While medications can be administered to animals bred to model alcohol addiction, animal data on safety or efficacy may or may not apply to humans, and there is no way to test the combination of medication and psychosocial therapy in these animals, rendering the models not only artificial, but extremely limited as well. Alcoholism is a uniquely human disease, and alcohol abuse disorders combined with various, and potentially overlapping, mental illnesses are too complex to reduce to an animal model.

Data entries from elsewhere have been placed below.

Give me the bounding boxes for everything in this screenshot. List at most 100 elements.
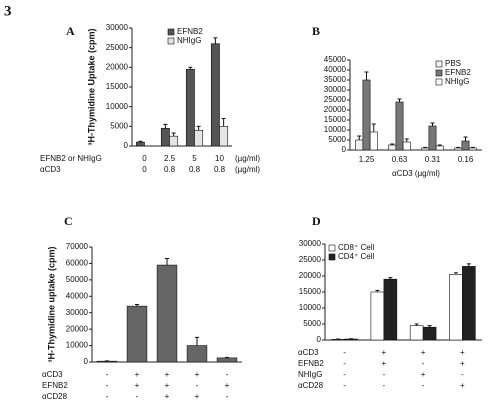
row-value: 5 [192,154,197,163]
y-axis-label: ³H-Thymidine Uptake (cpm) [86,28,96,145]
row-value: 10 [215,154,224,163]
bar [421,147,430,151]
error-bar [171,132,176,137]
bar [428,125,437,151]
y-tick-label: 10000 [66,341,89,350]
bar [402,141,411,151]
y-tick-label: 40000 [66,291,89,300]
bar [156,264,178,363]
error-bar [371,123,376,132]
y-tick-label: 25000 [324,95,347,104]
error-bar [135,304,139,307]
y-tick-label: 10000 [324,125,347,134]
legend-swatch [435,69,443,77]
row-label: EFNB2 [42,381,68,390]
row-value: + [165,392,170,401]
bar [383,278,398,341]
error-bar [188,66,193,70]
bar [462,266,476,341]
row-value: - [106,370,109,379]
x-axis-label: αCD3 (µg/ml) [392,169,440,178]
error-bar [470,146,475,148]
y-tick-label: 20000 [106,62,129,71]
error-bar [437,144,442,146]
row-label: αCD3 [40,165,61,174]
error-bar [390,143,395,145]
bar [395,101,404,151]
bar [468,147,477,151]
error-bar [427,325,432,328]
row-value: + [460,381,465,390]
legend-label: NHIgG [177,36,201,45]
y-tick-label: 0 [84,357,89,366]
error-bar [423,146,428,148]
y-tick-label: 5000 [303,319,321,328]
row-value: + [382,348,387,357]
x-tick-label: 1.25 [359,155,375,164]
bar [369,131,378,151]
error-bar [138,140,143,143]
row-value: + [382,359,387,368]
panel-title: D [312,214,321,228]
y-tick-label: 35000 [324,75,347,84]
y-tick-label: 50000 [66,275,89,284]
error-bar [397,98,402,102]
bar [355,139,364,151]
row-value: - [226,370,229,379]
bar [210,43,220,147]
row-value: 0 [142,165,147,174]
y-tick-label: 30000 [299,239,322,248]
row-value: - [461,370,464,379]
error-bar [375,289,380,292]
legend-label: CD4⁺ Cell [338,252,374,261]
bar [435,145,444,151]
row-value: + [195,370,200,379]
y-tick-label: 30000 [324,85,347,94]
row-label: NHIgG [298,370,322,379]
error-bar [453,272,458,275]
error-bar [430,122,435,126]
legend-label: PBS [445,59,461,68]
row-unit: (µg/ml) [235,154,260,163]
row-label: αCD3 [298,348,319,357]
row-value: 0 [142,154,147,163]
bar [194,129,204,147]
row-value: - [383,381,386,390]
error-bar [163,123,168,129]
row-label: EFNB2 or NHIgG [40,154,102,163]
error-bar [404,138,409,142]
bar [362,79,371,151]
row-value: 2.5 [164,154,176,163]
error-bar [466,263,471,267]
bar [219,126,229,147]
error-bar [414,323,419,326]
row-label: αCD28 [298,381,324,390]
error-bar [195,336,199,346]
y-tick-label: 20000 [66,324,89,333]
y-tick-label: 20000 [324,105,347,114]
bar [449,274,463,341]
y-tick-label: 0 [342,145,347,154]
y-tick-label: 5000 [110,121,128,130]
legend-label: EFNB2 [177,27,203,36]
legend-label: CD8⁺ Cell [338,243,374,252]
row-value: - [383,370,386,379]
row-value: - [343,370,346,379]
y-tick-label: 0 [124,141,129,150]
y-tick-label: 60000 [66,259,89,268]
bar [126,305,148,363]
legend-swatch [435,60,443,68]
bar [160,128,170,147]
row-value: + [165,381,170,390]
y-tick-label: 5000 [328,135,346,144]
x-tick-label: 0.63 [392,155,408,164]
row-value: - [422,381,425,390]
row-value: - [422,359,425,368]
bar [422,326,437,341]
row-label: αCD28 [42,392,68,401]
row-value: + [421,370,426,379]
bar [370,291,385,341]
bar [216,357,238,363]
row-label: EFNB2 [298,359,324,368]
error-bar [165,258,169,266]
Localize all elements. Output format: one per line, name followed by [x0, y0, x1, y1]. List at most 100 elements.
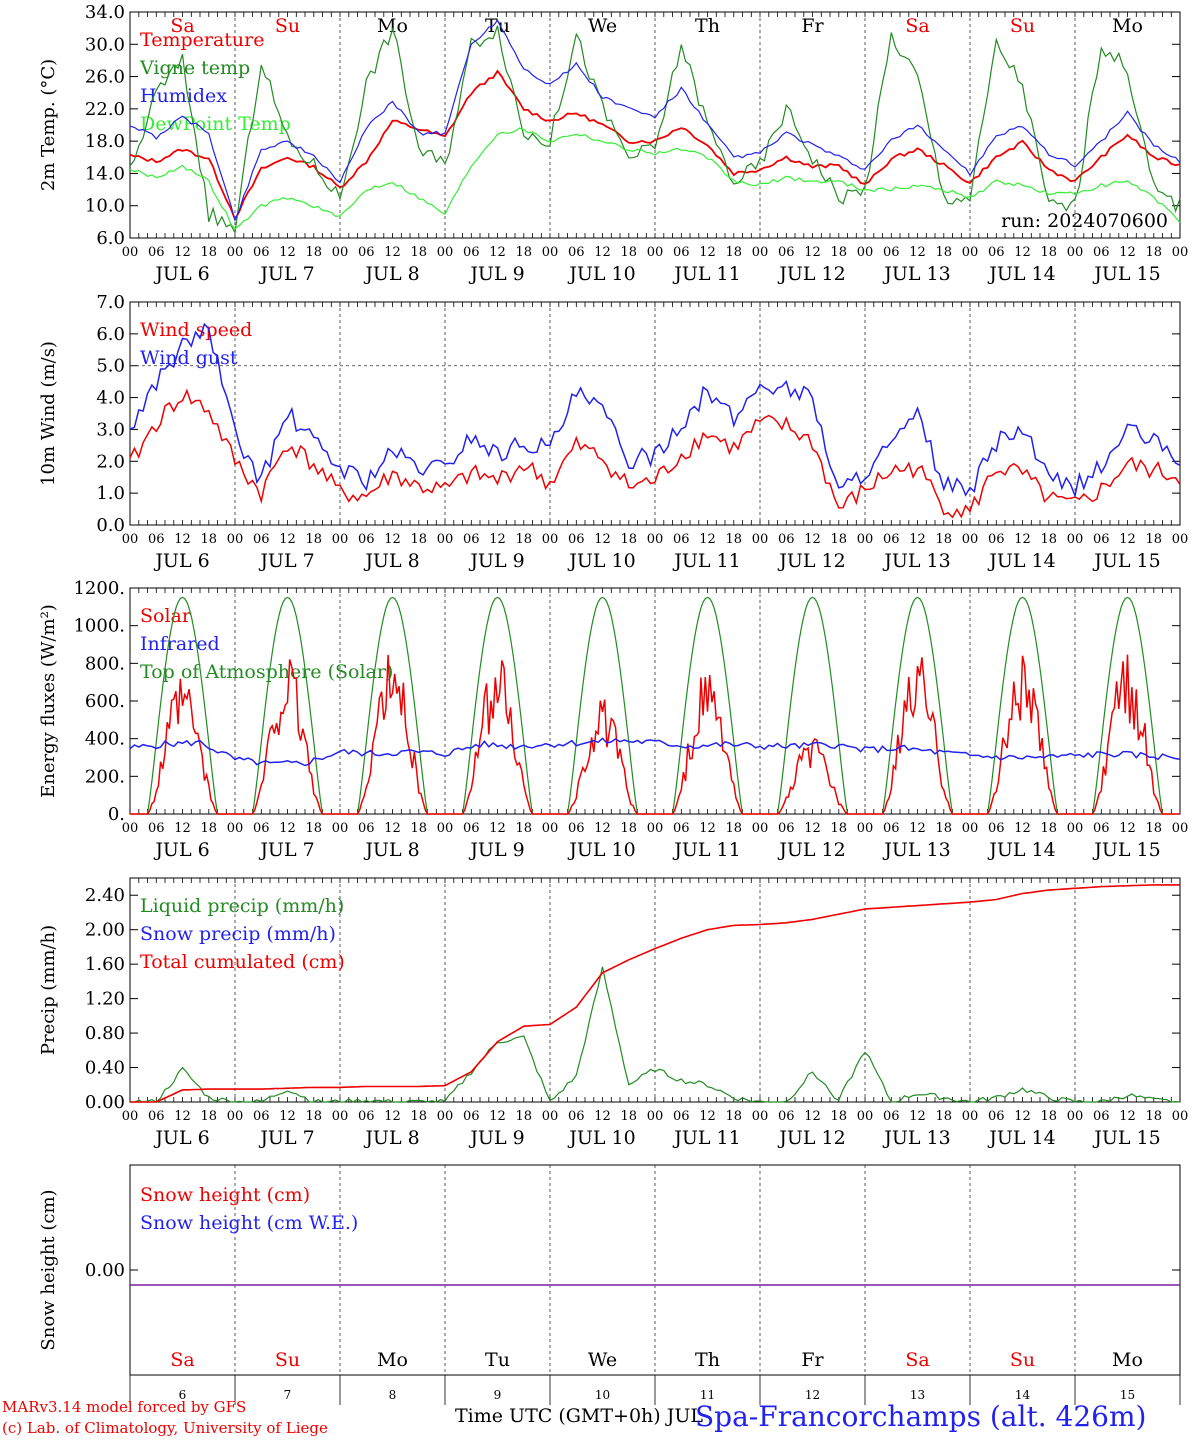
hour-label: 12 [909, 245, 926, 260]
hour-label: 12 [489, 821, 506, 836]
day-label: JUL 12 [777, 263, 845, 285]
hour-ticks-2 [129, 302, 1181, 525]
y-axis-label: 10m Wind (m/s) [38, 341, 59, 486]
hour-label: 00 [647, 1109, 664, 1124]
day-label: JUL 7 [258, 550, 314, 572]
model-credit: MARv3.14 model forced by GFS [2, 1398, 247, 1416]
weekday-label-bottom: Tu [485, 1349, 510, 1371]
hour-label: 18 [935, 532, 952, 547]
day-label: JUL 14 [987, 263, 1055, 285]
weekday-label: We [588, 15, 617, 37]
hour-label: 06 [1093, 532, 1110, 547]
hour-label: 12 [1119, 821, 1136, 836]
legend-item: Snow height (cm W.E.) [140, 1212, 358, 1234]
day-label: JUL 11 [672, 263, 740, 285]
legend-item: DewPoint Temp [140, 113, 291, 135]
hour-ticks-1 [129, 12, 1181, 238]
day-number-label: 10 [595, 1388, 610, 1402]
day-label: JUL 9 [468, 263, 524, 285]
y-tick-label: 1.60 [85, 954, 125, 975]
hour-label: 06 [568, 821, 585, 836]
hour-label: 00 [1172, 1109, 1189, 1124]
hour-label: 06 [673, 245, 690, 260]
hour-label: 12 [699, 821, 716, 836]
hour-label: 06 [148, 532, 165, 547]
hour-label: 06 [463, 245, 480, 260]
hour-label: 06 [778, 821, 795, 836]
hour-label: 00 [1067, 245, 1084, 260]
hour-label: 12 [804, 1109, 821, 1124]
hour-label: 18 [830, 245, 847, 260]
hour-label: 00 [962, 1109, 979, 1124]
y-tick-label: 18.0 [85, 131, 125, 152]
y-tick-label: 1200. [73, 578, 125, 599]
legend-item: Wind speed [140, 319, 252, 341]
hour-label: 12 [1014, 245, 1031, 260]
hour-label: 12 [384, 821, 401, 836]
hour-label: 00 [437, 532, 454, 547]
hour-label: 18 [515, 821, 532, 836]
hour-label: 00 [332, 532, 349, 547]
hour-label: 12 [699, 532, 716, 547]
hour-label: 06 [148, 821, 165, 836]
hour-label: 06 [463, 1109, 480, 1124]
day-number-label: 15 [1120, 1388, 1135, 1402]
y-tick-label: 5.0 [96, 356, 125, 377]
hour-label: 12 [699, 245, 716, 260]
day-label: JUL 13 [882, 263, 950, 285]
hour-label: 18 [935, 821, 952, 836]
day-label: JUL 13 [882, 1127, 950, 1149]
day-label: JUL 7 [258, 1127, 314, 1149]
hour-label: 18 [410, 245, 427, 260]
legend-item: Top of Atmosphere (Solar) [140, 661, 393, 683]
day-label: JUL 15 [1092, 550, 1160, 572]
legend-item: Snow height (cm) [140, 1184, 310, 1206]
day-number-label: 6 [179, 1388, 187, 1402]
day-label: JUL 8 [363, 839, 419, 861]
day-label: JUL 15 [1092, 1127, 1160, 1149]
day-label: JUL 10 [567, 263, 635, 285]
hour-label: 06 [253, 1109, 270, 1124]
hour-label: 18 [1145, 821, 1162, 836]
hour-label: 06 [778, 532, 795, 547]
y-tick-label: 0.0 [96, 515, 125, 536]
y-tick-label: 4.0 [96, 388, 125, 409]
hour-label: 00 [122, 245, 139, 260]
hour-label: 06 [358, 821, 375, 836]
hour-label: 00 [542, 532, 559, 547]
day-label: JUL 13 [882, 550, 950, 572]
hour-label: 12 [489, 1109, 506, 1124]
day-number-label: 7 [284, 1388, 292, 1402]
series-line-wind-speed [129, 388, 1181, 519]
day-number-label: 13 [910, 1388, 925, 1402]
y-tick-label: 0. [108, 804, 125, 825]
hour-label: 18 [620, 245, 637, 260]
hour-label: 06 [988, 1109, 1005, 1124]
hour-label: 12 [594, 1109, 611, 1124]
y-tick-label: 6.0 [96, 324, 125, 345]
hour-label: 18 [305, 821, 322, 836]
hour-label: 00 [122, 1109, 139, 1124]
series-line-wind-gust [129, 322, 1181, 499]
hour-label: 06 [253, 532, 270, 547]
weekday-label-bottom: We [588, 1349, 617, 1371]
weekday-label: Mo [1112, 15, 1143, 37]
day-label: JUL 13 [882, 839, 950, 861]
hour-label: 00 [752, 245, 769, 260]
hour-label: 12 [489, 532, 506, 547]
weekday-label-bottom: Su [275, 1349, 300, 1371]
series-line-total-cumulated [130, 884, 1180, 1103]
hour-label: 18 [200, 532, 217, 547]
y-tick-label: 600. [85, 691, 125, 712]
hour-label: 18 [305, 1109, 322, 1124]
hour-label: 06 [988, 532, 1005, 547]
hour-label: 18 [1145, 245, 1162, 260]
series-line-vigne-temp [129, 25, 1181, 235]
weekday-label: Su [1010, 15, 1035, 37]
hour-label: 06 [568, 1109, 585, 1124]
hour-label: 18 [1145, 1109, 1162, 1124]
hour-label: 06 [253, 821, 270, 836]
legend-item: Temperature [140, 29, 264, 51]
hour-label: 06 [883, 532, 900, 547]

Optimizing research and treatment strategies

The path forward is clear.  There must be a comprehensive approach to treatment based upon data gathered from people with alcohol use disorders. While a number of therapeutic approaches, such as those discussed above, have shown promise in treating patients with alcohol abuse disorders and mental illness, more research is required. Many researchers and health providers seem to have consolidated all substance abuse issues into a single category, and this may contribute to the lack of progress in developing effective treatments for patients with comorbid alcohol abuse disorders and mental illness.

Large, prospective studies examining individual and group therapy methods specifically in patients with alcohol abuse disorders will allow researchers to determine how to address this specific substance abuse disorder, which may require a different approach than other substance abuse issues. Moreover, separating trials by mental illness may prove helpful as well, as different mental illnesses will likely respond well to different types of treatment. A number of unique therapy-delivery strategies, such as individualized assessments or self-delivered computer-based support have shown promise as well, and should be further explored.74, 75

However, both mental illness and addiction are long-term health issues. Determining whether short- or long-term treatment strategies are most effective, and how best to implement such strategies in such as way as to be cost-effective for both patient and provider presents another area of necessary research.

There is room for a great deal of research in the field of comorbid alcohol abuse and mental health issues. Unfortunately, the most limiting factor is the availability of funding for such research. Ultimately, large funding bodies, such as the National Institute of Alcohol Abuse and Alcoholism in the United States, must be pushed to shift their funding strategies to favor these human-based intervention and treatment strategies. Only by conducting human-based interventional trials that can account for the complexity of human biology and behavior will our research produce results that may offer hope to the millions of individuals seeking to overcome the combined hurdles of alcohol abuse and mental illness.